In the process of engaging these photographs, I started to relate more and more with the complexity of the “out” and closeted queer desires depicted in the archives. I began to examine my relationships with men and question the visible and hidden queerness that exists underneath the surface of those friendships. I recalled specific moments of desire, intimacy, and connection with men who I no longer know. My desires were unspoken, unformed, and lost in time. Working within these personal archives became a vehicle to identify the connections I can’t or don’t find in my present life.

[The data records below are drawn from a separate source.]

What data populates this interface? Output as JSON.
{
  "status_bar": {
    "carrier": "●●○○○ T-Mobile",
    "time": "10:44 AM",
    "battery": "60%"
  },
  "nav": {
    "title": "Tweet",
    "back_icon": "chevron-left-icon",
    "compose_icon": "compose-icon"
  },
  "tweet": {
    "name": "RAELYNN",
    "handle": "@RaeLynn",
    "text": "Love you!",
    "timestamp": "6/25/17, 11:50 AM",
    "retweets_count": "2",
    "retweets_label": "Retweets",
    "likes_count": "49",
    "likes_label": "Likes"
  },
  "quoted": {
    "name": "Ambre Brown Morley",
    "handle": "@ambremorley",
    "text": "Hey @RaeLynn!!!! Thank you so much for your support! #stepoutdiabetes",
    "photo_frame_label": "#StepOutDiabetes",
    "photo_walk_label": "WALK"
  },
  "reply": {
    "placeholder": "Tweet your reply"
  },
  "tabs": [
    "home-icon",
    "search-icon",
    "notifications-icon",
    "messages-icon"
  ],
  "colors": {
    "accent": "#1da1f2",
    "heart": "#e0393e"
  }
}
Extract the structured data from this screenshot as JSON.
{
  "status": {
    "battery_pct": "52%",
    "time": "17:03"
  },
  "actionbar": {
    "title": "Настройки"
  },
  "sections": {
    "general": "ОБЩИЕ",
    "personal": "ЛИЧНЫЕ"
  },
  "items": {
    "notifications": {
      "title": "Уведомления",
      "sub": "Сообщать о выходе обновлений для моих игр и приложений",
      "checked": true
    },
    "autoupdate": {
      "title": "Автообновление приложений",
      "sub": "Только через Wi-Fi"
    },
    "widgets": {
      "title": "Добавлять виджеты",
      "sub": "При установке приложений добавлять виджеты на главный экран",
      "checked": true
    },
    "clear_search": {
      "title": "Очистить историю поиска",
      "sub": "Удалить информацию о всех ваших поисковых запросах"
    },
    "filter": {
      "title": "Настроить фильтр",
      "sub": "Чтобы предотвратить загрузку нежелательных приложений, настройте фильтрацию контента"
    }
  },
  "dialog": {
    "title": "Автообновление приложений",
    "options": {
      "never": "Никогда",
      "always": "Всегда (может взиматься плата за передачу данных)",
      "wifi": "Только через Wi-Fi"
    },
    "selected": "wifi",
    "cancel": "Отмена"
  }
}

Through my work, I enter the archive, inserting myself into the projected images as I reexamine key moments from my past through reenacting desires in relation to the men depicted. The images reflect back a new entanglement of my queer desire and heteronormative self-expression with the those of the men from the archive. Histories of visibility and erasure converge and diverge as images become fractured and fragmented. Mirrors displace and complicate what’s internal and external while slide carousel boxes contain and obscure the images themselves. Sugar Play shifts the function and meaning of these appropriated personal archives that are reframed and recoded based on my relationship to them. My experiences and desires interpenetrate the archives, dissolving the lines between them and my own past. A more complicated and larger archive emerges, one that through desire bridges the gap between fantasy and reality.